Der Direktor der betroffenen Fluggesellschaft TransAsia, Peter Chen, sagte, der Kontakt mit der Maschine sei vier Minuten nach dem Start abgebrochen. Das Wetter sei gut und das abgestürzte Flugzeug nicht einmal ein Jahr in Betrieb gewesen. Der Pilot hatte nach Angaben der Luftfahrtbehörde 4900 Flugstunden absolviert. Örtliche Medien berichteten, dass er das Flugzeug scharf abgedreht habe, um nicht in ein Wohngebiet nahe dem Flughafen zu stürzen. Eine Bestätigung dafür gab es allerdings noch nicht.

Während einer im Fernsehen übertragenen Pressekonferenz verbeugte sich der Chef der Fluggesellschaft, Chen Xinde, und bat die Angehörigen der Todesopfer um Verzeihung. Ermittler der Luftfahrtbehörde haben die Arbeit aufgenommen. Sie stehen unter gewaltigem Druck, schnell zu klären, was für das Unglück verantwortlich war. Vor sieben Monaten war ein Flugzeug des gleichen Modells bei schlechtem Wetter auf der Insel Penghu in ein Wohngebiet gestürzt, fast alle Insassen starben.

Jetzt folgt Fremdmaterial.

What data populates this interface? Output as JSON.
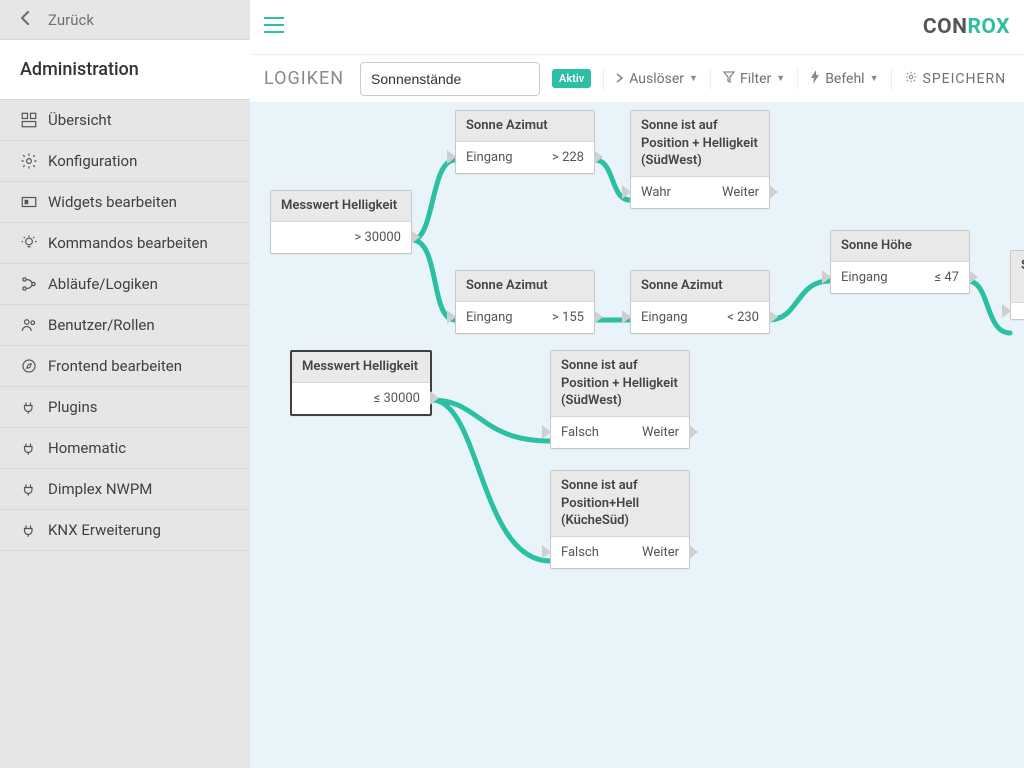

„Die CAA wird weitere Untersuchungen zur Unglücksursache aufnehmen und dann entscheiden, ob alle Flugzeuge des Typs ATR 72-600 vorläufig nicht mehr starten dürfen“, sagte der Chef der Luftfahrtbehörde, Lin Tyh-ming. Die Maschine ist ein vielfach bewährtes, zweimotoriges Turboprop-Flugzeug des französisch-italienischen Herstellerkonsortiums Avions de Transport Régional (ATR), das weltweit auf Regionalstrecken im Einsatz ist. Generell gelten die Maschinen als sicher.